Agelas clathrodes, also known as the orange elephant ear sponge, is a species of sea sponge. It lives on reefs in the Caribbean, usually more than 10 m below the surface of the ocean. It takes various forms, and its color is reddish orange.

==Description==
The orange elephant ear sponge is very variable in form. It may be encrusting, developing a thickness up to 10 cm thick or have large, flabby lobes or be fan-, tube- or ridge-shaped. Large specimens may combine several of these forms. The surfaces are perforated by small holes, both circular and irregularly elongate, especially on the side away from the current. The flesh is tough, firm and resilient and the thick surface skin is rough to the touch. The colour can vary from yellow, through orange to brick red or brown.

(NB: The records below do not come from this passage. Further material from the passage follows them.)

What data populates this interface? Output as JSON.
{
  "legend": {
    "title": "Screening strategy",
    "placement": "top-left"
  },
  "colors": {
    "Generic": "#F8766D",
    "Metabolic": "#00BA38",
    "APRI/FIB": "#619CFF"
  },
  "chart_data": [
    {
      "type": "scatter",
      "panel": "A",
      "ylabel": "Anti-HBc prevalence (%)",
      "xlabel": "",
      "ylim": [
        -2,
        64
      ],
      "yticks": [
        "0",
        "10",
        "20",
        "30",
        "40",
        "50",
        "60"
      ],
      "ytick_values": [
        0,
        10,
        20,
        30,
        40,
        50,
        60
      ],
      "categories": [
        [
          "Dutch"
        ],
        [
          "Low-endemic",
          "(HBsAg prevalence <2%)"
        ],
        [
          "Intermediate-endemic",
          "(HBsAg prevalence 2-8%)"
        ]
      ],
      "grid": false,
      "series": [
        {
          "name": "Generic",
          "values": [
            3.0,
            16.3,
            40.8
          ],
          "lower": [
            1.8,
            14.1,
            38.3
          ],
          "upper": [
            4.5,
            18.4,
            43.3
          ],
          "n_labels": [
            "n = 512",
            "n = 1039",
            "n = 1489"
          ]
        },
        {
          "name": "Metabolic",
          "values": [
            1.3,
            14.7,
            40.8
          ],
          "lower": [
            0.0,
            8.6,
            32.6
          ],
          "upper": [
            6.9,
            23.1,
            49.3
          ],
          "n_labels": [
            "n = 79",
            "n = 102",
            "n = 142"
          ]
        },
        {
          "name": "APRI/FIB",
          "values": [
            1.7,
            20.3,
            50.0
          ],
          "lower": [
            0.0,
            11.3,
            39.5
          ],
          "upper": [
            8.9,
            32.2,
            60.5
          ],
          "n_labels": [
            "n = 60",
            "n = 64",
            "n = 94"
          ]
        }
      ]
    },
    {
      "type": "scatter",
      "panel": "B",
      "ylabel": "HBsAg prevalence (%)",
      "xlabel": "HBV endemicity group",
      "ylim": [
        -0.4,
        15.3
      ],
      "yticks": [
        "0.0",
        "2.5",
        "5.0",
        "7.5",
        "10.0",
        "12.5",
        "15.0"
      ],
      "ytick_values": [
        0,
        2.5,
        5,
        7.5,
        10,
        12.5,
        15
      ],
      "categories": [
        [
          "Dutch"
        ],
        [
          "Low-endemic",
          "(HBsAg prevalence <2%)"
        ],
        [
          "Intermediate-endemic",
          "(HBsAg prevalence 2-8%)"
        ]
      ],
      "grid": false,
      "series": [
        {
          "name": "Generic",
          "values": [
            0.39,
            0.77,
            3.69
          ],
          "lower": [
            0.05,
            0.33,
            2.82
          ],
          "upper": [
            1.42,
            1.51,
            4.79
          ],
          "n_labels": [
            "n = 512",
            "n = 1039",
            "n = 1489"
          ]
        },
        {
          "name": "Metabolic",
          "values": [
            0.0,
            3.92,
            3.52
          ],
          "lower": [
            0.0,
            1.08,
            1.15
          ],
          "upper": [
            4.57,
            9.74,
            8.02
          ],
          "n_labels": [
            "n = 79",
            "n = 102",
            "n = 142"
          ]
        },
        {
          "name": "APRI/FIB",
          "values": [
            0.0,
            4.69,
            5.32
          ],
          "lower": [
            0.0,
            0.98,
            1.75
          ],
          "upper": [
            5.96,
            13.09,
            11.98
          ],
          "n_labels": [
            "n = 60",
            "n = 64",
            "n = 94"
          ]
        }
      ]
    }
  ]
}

This sponge can be confused with Agelas citrina but that species is usually pinkish or creamy yellow. Another similar species is Agelas sventres but that has round holes on the exposed side, each with a noticeable rim.

==Distribution==
The orange elephant ear sponge is found in the Caribbean Sea, the Bahamas and Florida. It is found on reefs and reef slopes and on vertical rock surfaces, particularly where the current is strong, and usually at depths greater than 10 m.
This specie is most likely found in mesophotic reefs, with depth ranging from 30-150 meters. At this area, light is limited and the competition for space is very high.

==Biology==
Like other demosponges, the orange elephant ear sponge is a filter feeder. Water circulates through the sponge, entering through fine pores and leaving through the larger holes. Oxygen and food particles (mostly bacteria) are removed from the water as it passes through the sponge, and waste products are carried away.

The orange elephant ear sponge is a hermaphrodite; different individuals in a particular population synchronise their spawning activity. In Curaçao, they usually choose an afternoon in the second half of July when the moon is in its fourth quarter. By all spawning at the same time, the sponges maximize their reproductive success. The eggs are surrounded by a mass of nurse cells which may provide nutrients to the developing larvae. The orange elephant ear sponge also reproduces asexually. When pieces of sponge become detached they may later reattach themselves to the substrate.

The sponge contains secondary metabolites that are distasteful to predatory fish such as the blue-headed wrasse (Thalassoma bifasciatum). Researchers found that the compounds involved were identical in various members of the genus Agelas, showing that such chemical defences must have been in use before the species evolved from a common ancestor.